Before Biden took to the microphone, he invited Saugus shooting survivor Mia Tretta up to the podium to specifically share her story from that day. Tretta said that, hours before her classmates died and she was shot in the abdomen, her biggest worry that morning was a Spanish test.  

Mia Tretta, a Saugus High student that had survived being shot in the abdomen on Nov. 14, 2019, recounts the day her best friend, Dominic Blackwell, was shot and killed. Tretta stated since that day she has been advocating for new policies regulating the sale and use of ghost guns in the United States. Photo courtesy of the White House.

She would learn, soon after being airlifted from Centurion Way and receiving a successful surgery to remove the bullet that had been only millimeters away from a major artery, that her best friend had been killed and other classmates had been wounded as well.  

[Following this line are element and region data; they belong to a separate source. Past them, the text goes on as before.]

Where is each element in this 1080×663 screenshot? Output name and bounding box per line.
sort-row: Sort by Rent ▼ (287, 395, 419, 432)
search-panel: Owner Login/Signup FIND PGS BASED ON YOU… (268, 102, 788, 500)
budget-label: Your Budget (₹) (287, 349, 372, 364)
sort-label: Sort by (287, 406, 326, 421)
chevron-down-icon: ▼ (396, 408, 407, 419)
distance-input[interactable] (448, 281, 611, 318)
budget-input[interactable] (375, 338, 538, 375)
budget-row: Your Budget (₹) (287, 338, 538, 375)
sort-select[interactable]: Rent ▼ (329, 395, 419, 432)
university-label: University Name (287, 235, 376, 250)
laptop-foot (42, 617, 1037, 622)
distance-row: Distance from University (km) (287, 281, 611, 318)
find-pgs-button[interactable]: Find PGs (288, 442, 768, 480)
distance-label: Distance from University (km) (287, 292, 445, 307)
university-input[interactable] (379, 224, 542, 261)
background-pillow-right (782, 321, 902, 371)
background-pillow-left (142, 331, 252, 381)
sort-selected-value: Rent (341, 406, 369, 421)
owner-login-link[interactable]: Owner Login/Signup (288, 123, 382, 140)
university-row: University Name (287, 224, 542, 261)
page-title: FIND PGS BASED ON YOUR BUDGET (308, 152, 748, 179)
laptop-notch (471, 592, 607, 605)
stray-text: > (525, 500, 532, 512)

“School shootings with ghost guns are on the rise, and the most lasting thing I’ve learned — other than the loss of friends or the shattering of my youth… (is that) nothing has relieved the pain in my heart like working to prevent more senseless shootings,” Tretta said. “My family and I joined Every Town for Gun Safety, Moms Demand Action and Students Demand Action and I worked with thousands of other young activists and survivors to prevent more things like this from happening.” 

Tretta added: “They turned my pain into progress; that’s why we’re here today: celebrating progress, life-saving progress.”